The benefits of achieving time leverage and tax advantages by building and scaling your own business when compared to the first two quadrants are clear; you are creating freedom, both financial and personal, to explore and develop further projects and interests.  You are also escaping the short-term tyranny of having to constantly worry about earning money though in the case of building and leading a business that is not to discount the hard work and effort to get there in the first place along with the stress of maintaining what you have built.
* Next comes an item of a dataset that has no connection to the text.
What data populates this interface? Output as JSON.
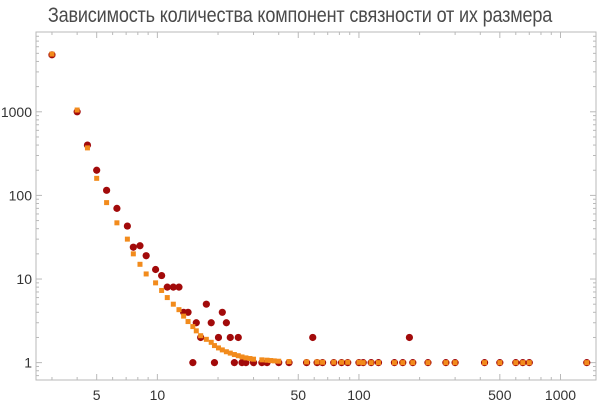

All of the above leads us nicely into my favourite quadrant and it should be yours too if you want to know the truth about getting rich.  This is where people make money.  They are no longer trading their time for money instead they are taking the money they generate from their business and they are investing it so that it in turn works harder for them.  The goal here is to make money your employee a not to be an employee to your money.  Thus the single greatest benefit that comes from participating in the investor quadrant is your ability to drive exponential returns on capital invested and in so doing to develop the passive income streams that will safeguard your financial prosperity.   It is important to note that becoming an investor is risky and many an amateur investor has been caught out by the market or has suffered the ignominy of poorly received wisdom.  One would hope that if you have already passed through the first three quadrants then by the time you are investing in a serious way you will have developed a solid appreciation for the numbers.  There are also numerous tax thresholds and implications to be considered when investing; be they capital gains tax, dividend tax, stamp duty etc however the key point to note is that all of these implications are still more efficient than if you are paying top rate taxes as either an employee or a self employed individual.


This concludes our overview of the different methods of generating income.  I hope you will see the contrast between the trading of time for money in the first two quadrants compared to the benefits of leveraging your time and having your money work for you in the second two quadrants.  The difference, essentially, is between achieving actual financial independence versus the illusion of a progress towards it.  This is not an easy path to forge and as we shall see in future articles it requires a dramatic shift in behaviours and attitudes in order to re-position yourself towards developing a sustainable financial future.